Tra le strade che dovranno essere percorse per concretizzare questa strategia, l'opzione rappresentata dalla mobilità elettrica sta acquistando sempre più rilevanza sotto il profilo dell'efficienza e dei vantaggi ambientali.

Sull'importanza di favorire il massimo uso dell'elettricità nel settore dei trasporti è tornata a far sentire la sua voce Eurelectric (l'Associazione dell'industria elettrica europea) in occasione di un evento svoltosi presso il Parlamento Europeo organizzato congiuntamente con l'Associazione europea dei costruttori di automobili (Acea).
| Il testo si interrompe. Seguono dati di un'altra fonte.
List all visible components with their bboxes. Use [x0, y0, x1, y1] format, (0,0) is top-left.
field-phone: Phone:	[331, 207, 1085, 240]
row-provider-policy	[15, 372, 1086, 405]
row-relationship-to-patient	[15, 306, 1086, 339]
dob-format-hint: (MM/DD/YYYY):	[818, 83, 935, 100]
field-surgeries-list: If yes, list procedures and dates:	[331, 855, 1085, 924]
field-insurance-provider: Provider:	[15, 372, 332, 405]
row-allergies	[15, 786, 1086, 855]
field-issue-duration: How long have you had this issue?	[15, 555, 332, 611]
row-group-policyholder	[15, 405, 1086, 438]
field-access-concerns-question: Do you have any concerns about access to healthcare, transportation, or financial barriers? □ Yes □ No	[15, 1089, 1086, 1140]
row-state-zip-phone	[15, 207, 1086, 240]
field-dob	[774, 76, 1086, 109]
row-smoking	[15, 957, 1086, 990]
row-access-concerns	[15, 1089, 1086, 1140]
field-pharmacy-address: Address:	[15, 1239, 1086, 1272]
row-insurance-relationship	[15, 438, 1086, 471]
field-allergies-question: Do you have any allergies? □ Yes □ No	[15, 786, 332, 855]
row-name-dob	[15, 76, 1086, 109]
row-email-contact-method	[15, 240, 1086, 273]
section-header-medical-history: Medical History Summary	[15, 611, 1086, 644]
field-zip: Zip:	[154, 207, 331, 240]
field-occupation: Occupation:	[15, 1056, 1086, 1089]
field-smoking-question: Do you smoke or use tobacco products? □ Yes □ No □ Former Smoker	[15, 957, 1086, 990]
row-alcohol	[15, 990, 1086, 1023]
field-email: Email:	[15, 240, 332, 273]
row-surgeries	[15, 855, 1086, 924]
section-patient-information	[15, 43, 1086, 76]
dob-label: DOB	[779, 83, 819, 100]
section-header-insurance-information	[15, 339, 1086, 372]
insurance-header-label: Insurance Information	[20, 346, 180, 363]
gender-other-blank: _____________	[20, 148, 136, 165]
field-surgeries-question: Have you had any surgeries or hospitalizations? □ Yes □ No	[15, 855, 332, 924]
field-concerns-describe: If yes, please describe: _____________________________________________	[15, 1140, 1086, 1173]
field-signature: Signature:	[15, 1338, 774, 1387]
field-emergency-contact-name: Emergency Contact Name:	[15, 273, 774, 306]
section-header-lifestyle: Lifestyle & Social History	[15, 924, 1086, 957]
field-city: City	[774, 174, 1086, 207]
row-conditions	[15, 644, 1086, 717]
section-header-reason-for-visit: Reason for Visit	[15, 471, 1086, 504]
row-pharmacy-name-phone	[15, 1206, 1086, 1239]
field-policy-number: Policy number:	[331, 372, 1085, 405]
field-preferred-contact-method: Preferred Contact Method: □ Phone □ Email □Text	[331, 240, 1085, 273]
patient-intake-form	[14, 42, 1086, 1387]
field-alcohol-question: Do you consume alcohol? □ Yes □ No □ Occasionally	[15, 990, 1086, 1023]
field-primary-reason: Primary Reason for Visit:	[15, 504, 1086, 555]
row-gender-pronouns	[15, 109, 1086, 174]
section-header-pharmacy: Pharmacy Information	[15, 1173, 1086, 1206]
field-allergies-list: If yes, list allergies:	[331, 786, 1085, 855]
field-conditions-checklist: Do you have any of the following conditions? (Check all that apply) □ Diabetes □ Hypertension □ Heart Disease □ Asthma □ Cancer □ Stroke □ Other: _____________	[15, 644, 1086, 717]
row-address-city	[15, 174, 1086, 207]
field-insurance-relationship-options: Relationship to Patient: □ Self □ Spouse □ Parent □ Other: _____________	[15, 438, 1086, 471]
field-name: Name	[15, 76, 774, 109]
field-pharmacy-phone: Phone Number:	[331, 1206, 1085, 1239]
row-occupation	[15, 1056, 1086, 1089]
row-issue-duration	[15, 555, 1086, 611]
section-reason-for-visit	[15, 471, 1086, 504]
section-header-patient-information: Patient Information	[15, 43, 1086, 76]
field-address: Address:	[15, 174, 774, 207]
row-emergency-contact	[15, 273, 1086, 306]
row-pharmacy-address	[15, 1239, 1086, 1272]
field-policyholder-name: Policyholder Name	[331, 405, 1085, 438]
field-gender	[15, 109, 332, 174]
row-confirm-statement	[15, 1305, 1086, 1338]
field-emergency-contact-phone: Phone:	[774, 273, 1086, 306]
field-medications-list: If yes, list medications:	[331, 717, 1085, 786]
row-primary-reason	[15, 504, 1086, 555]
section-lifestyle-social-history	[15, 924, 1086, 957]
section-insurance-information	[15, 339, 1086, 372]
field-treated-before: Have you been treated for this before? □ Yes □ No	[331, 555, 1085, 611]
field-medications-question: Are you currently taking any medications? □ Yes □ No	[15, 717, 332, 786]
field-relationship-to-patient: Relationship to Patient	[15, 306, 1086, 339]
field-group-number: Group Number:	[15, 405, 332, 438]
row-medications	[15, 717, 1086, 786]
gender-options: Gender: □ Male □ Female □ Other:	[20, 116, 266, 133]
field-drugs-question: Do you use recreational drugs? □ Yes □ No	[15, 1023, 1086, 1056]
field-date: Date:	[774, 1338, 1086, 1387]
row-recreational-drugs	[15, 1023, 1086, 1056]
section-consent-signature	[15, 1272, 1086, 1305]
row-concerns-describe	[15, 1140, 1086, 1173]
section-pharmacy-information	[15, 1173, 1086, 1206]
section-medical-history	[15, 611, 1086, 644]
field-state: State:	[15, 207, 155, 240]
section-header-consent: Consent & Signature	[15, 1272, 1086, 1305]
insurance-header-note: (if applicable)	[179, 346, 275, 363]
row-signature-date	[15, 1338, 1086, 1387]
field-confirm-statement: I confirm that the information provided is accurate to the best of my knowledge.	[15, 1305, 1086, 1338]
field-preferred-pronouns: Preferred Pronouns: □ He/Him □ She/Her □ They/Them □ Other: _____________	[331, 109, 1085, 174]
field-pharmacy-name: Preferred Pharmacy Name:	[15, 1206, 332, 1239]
Eurelectric e Acea hanno accolto con favore l'indicazione contenuta nella direttiva di assicurare requisiti minimi e standard comuni per le infrastrutture di ricarica dei veicoli elettrici, riconoscendone l'importanza anche ai fini di promuovere l'utilizzo delle fonti rinnovabili e di ottimizzarne l'integrazione dell'energia prodotta in rete.

Proprio a questo fine, contribuendo a rendere più sicuro, efficiente e flessibile il sistema energetico, è però importante anche mettere a punto un sistema di tassazione “intelligente” sull'impiego dell'elettricità nei trasporti.

D'altro canto, la definizione di norme comuni per le infrastrutture di ricarica dovrà avvenire all'interno di impegni precisi che gli Stati membri dovranno assumersi in merito all'utilizzo dei carburanti alternativi e alla realizzazione delle infrastrutture necessarie. Così come – ha ammonito Eurelectric – dovrà essere sostenuto lo sviluppo di modelli di mercato adeguati e coerenti con le iniziative di e-mobility in corso.